El portavoz del Programa Mundial de Alimentos (PMA) en Somalia, Petroc Wilton, relata por videoconferencia, con trágica gestualidad, lo que está ocurriendo en este país del Cuerno de África. Se echa hacia atrás, respira hondo y cuenta que ya no es raro encontrar a “niños con la piel estirada sobre las costillas”. Se sube las mangas de la camisa y añade gráficamente que a estos pequeños “se les nota, en los brazos y en las piernas, la forma de los huesos”. Wilton cifra en 300.000 los menores que –calcula la agencia de la ONU para la que trabaja– van a sufrir malnutrición severa este año. Con enfática urgencia, lamenta el “drástico recorte de fondos” que está limitando la asistencia del PMA: “Necesitamos 180 millones de euros ya, solo para alivio alimentario, para salvar vidas”.

En el panorama descrito por Wilton, la guerra de Ucrania apenas ha hecho acto de presencia. La crisis humanitaria en Somalia y países vecinos (Etiopía, Eritrea) es consecuencia directa de la peor sequía en varias décadas. Tres años sin apenas lluvia y un cuarto, el actual, con previsiones que no invitan a la esperanza. Desde hace demasiado tiempo, allí se recolectan cosechas paupérrimas. Muere ganado a mansalva. La escasez ha disparado los precios de los alimentos.

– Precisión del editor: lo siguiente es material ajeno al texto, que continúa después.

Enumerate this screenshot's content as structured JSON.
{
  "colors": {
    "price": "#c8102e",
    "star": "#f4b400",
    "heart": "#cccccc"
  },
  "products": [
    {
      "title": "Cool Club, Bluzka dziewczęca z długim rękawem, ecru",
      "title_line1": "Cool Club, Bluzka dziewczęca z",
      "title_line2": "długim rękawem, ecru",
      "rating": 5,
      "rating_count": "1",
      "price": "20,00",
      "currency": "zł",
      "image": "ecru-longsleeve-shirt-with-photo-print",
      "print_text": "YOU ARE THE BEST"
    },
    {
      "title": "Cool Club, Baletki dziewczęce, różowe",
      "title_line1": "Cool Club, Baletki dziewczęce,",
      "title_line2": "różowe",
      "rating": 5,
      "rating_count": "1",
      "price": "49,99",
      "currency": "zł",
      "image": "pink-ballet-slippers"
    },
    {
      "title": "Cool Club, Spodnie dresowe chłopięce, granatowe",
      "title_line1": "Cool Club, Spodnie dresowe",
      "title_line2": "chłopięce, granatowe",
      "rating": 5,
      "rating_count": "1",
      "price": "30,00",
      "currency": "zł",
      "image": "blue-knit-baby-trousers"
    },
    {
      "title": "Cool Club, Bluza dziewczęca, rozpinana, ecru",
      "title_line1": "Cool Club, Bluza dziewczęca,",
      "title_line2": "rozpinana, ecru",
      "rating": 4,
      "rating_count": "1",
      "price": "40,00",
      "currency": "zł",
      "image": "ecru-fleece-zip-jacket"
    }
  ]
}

Todo ello en una región muy pobre –incluso para los estándares subsaharianos– y exhausta por conflictos activos o latentes (Tigray, Al Shabab).

Si añadimos el factor Ucrania, tan volátil, la ecuación podría resultar en una catástrofe de magnitud incalculable. Desde la Organización para la Alimentación y la Agricultura (FAO por sus siglas en inglés, también dependiente de la ONU), el economista senior Mario Zappacosta centra su preocupación en el Cuerno de África, al que añade Sudán y Sudán del Sur, países fronterizos con este gran saliente del este africano. Ambos arrastran, asimismo, una historia no cerrada de violencia e inestabilidad política.

Unas empleadas limpian el suelo de un almacén del Programa Mundial de Alimentos con víveres destinados a las regiones de Afar y Tigray el 21 de febrero de 2022.
Unas empleadas limpian el suelo de un almacén del Programa Mundial de Alimentos con víveres destinados a las regiones de Afar y Tigray el 21 de febrero de 2022.AP

Este conjunto de cinco países –unidos por geografía, todos con una renta per cápita situada en la zona baja del continente– comparten otro plus de vulnerabilidad. Una debilidad específica en la bofetada económica mundial causada por la guerra. “Importan casi todo su trigo de Rusia y Ucrania. Más importante, este cereal resulta esencial en la dieta de sus poblaciones”, explica Zappacosta. Patrón importador que admite un matiz, producto de extrañas piruetas en las etapas del comercio global. En rigor, Sudán del Sur no compra directamente a los dos países en guerra, pero sí a Uganda y Kenia, que a su vez reciben ingentes cantidades de grano con origen en los puertos del Mar Negro. En los otros cuatro estados, los flujos importadores de trigo ruso o ucranio oscilan entre el 66% de Etiopía y el casi 100% de Eritrea, con Sudán y Somalia situados en el 92%.

Reducción de raciones

Esta altísima dependencia podría desbordar los frágiles diques que apenas contienen –en amplias zonas del norte de Etiopía o el sur de Somalia– un desastre alimentario generalizado. Los cinco países ya están, como el resto del mundo, comprando trigo mucho más caro que hace poco más de un mes. Y todo indica que las turbulencias en el Mar Negro y las limitaciones a la exportación en los dos países en guerra van a forzar, a escala global, una puja altamente competitiva en mercados alternativos. “Los países más ricos, capaces de pagar precios altos, podrían acaparar el grano disponible de Canadá, Estados Unidos o Argentina”, sostiene Manuel Sánchez-Montero, director de incidencia en Acción contra el Hambre.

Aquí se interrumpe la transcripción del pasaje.